Mais uma vez, moradores do bairro Santa Eugênia, em Nova Iguaçu, reclamam da falta de segurança e do aumento no número de assaltos na região. Segundo eles, uma das ruas mais visadas é a Benedito Kelly. Comerciantes e moradores relatam que as ações dos bandidos têm sido cada vezmais constantes e revelam que elas acontecem a qualquer hora do dia.
Há cerca de 15 dias, três mulheres foram assaltadas no mesmo dia e a descrição das vítimas leva ao mesmo suspeito; um homem negro, magro e montado em uma moto vermelha. Aliás, as mulheres são as principais vítimas dos assaltantes. É o que garante Walney Magela, 64 anos.

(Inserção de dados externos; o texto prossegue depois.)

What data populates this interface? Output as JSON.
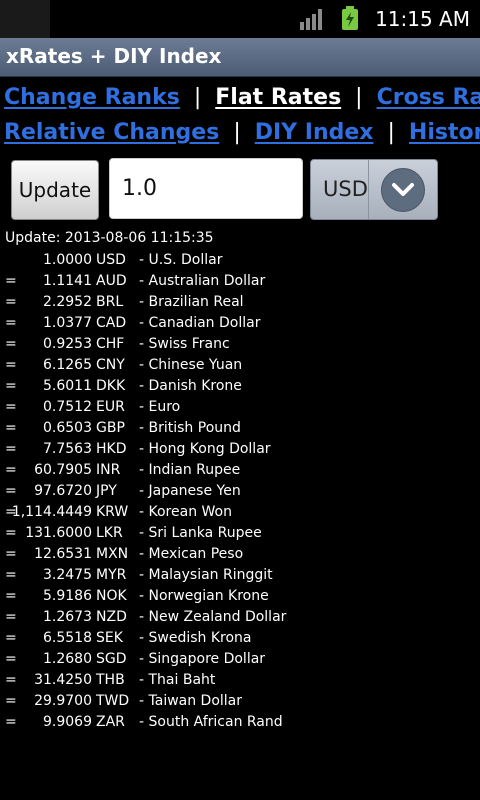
{
  "status_bar": {
    "time": "11:15 AM",
    "icons": [
      "notification-icon",
      "signal-icon",
      "battery-charging-icon"
    ]
  },
  "app": {
    "title": "xRates + DIY Index"
  },
  "nav": {
    "separator": "|",
    "items": [
      {
        "label": "Change Ranks",
        "active": false
      },
      {
        "label": "Flat Rates",
        "active": true
      },
      {
        "label": "Cross Rates",
        "active": false
      },
      {
        "label": "Relative Changes",
        "active": false
      },
      {
        "label": "DIY Index",
        "active": false
      },
      {
        "label": "Historical",
        "active": false
      }
    ]
  },
  "controls": {
    "update_label": "Update",
    "amount_value": "1.0",
    "currency": "USD",
    "dropdown_icon": "chevron-down-icon"
  },
  "rates": {
    "update_text": "Update: 2013-08-06 11:15:35",
    "rows": [
      {
        "eq": "",
        "value": "1.0000",
        "code": "USD",
        "name": "- U.S. Dollar"
      },
      {
        "eq": "=",
        "value": "1.1141",
        "code": "AUD",
        "name": "- Australian Dollar"
      },
      {
        "eq": "=",
        "value": "2.2952",
        "code": "BRL",
        "name": "- Brazilian Real"
      },
      {
        "eq": "=",
        "value": "1.0377",
        "code": "CAD",
        "name": "- Canadian Dollar"
      },
      {
        "eq": "=",
        "value": "0.9253",
        "code": "CHF",
        "name": "- Swiss Franc"
      },
      {
        "eq": "=",
        "value": "6.1265",
        "code": "CNY",
        "name": "- Chinese Yuan"
      },
      {
        "eq": "=",
        "value": "5.6011",
        "code": "DKK",
        "name": "- Danish Krone"
      },
      {
        "eq": "=",
        "value": "0.7512",
        "code": "EUR",
        "name": "- Euro"
      },
      {
        "eq": "=",
        "value": "0.6503",
        "code": "GBP",
        "name": "- British Pound"
      },
      {
        "eq": "=",
        "value": "7.7563",
        "code": "HKD",
        "name": "- Hong Kong Dollar"
      },
      {
        "eq": "=",
        "value": "60.7905",
        "code": "INR",
        "name": "- Indian Rupee"
      },
      {
        "eq": "=",
        "value": "97.6720",
        "code": "JPY",
        "name": "- Japanese Yen"
      },
      {
        "eq": "=",
        "value": "1,114.4449",
        "code": "KRW",
        "name": "- Korean Won"
      },
      {
        "eq": "=",
        "value": "131.6000",
        "code": "LKR",
        "name": "- Sri Lanka Rupee"
      },
      {
        "eq": "=",
        "value": "12.6531",
        "code": "MXN",
        "name": "- Mexican Peso"
      },
      {
        "eq": "=",
        "value": "3.2475",
        "code": "MYR",
        "name": "- Malaysian Ringgit"
      },
      {
        "eq": "=",
        "value": "5.9186",
        "code": "NOK",
        "name": "- Norwegian Krone"
      },
      {
        "eq": "=",
        "value": "1.2673",
        "code": "NZD",
        "name": "- New Zealand Dollar"
      },
      {
        "eq": "=",
        "value": "6.5518",
        "code": "SEK",
        "name": "- Swedish Krona"
      },
      {
        "eq": "=",
        "value": "1.2680",
        "code": "SGD",
        "name": "- Singapore Dollar"
      },
      {
        "eq": "=",
        "value": "31.4250",
        "code": "THB",
        "name": "- Thai Baht"
      },
      {
        "eq": "=",
        "value": "29.9700",
        "code": "TWD",
        "name": "- Taiwan Dollar"
      },
      {
        "eq": "=",
        "value": "9.9069",
        "code": "ZAR",
        "name": "- South African Rand"
      }
    ]
  }
}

“Os assaltos têm sido cada vez mais constantes. Eles agem principalmente durante a manhã e as mulheres que saem para o trabalho e as meninas de colégio são o alvo preferido”, revelou Walney, morador do bairro há 61 anos.
A comerciante Ana Cleide, 44 anos, conta que seu marido escapou por pouco da ação de um criminoso. Segundo ela, um homem branco e forte entrou em seu estabelecimento e fingiu procurar por alguma mercadoria. Em seguida, ele foi embora e assaltou um outro estabelecimento alguns metros adiante.
“Meu marido suspeitou, pois o homem chegou em uma moto preta e a deixou ligada na calçada. Ele pediu para trocar dinheiro e foi embora. Depois eu soube que ele assaltou a outra loja logo na esquina”, relatou Ana Cleide.
A vítima do assalto estava no local e confirmou que o homem era o mesmo descrito por Ana Cleide. Ele conta ainda que o assaltante recebeu uma ligação antes de praticar o roubo.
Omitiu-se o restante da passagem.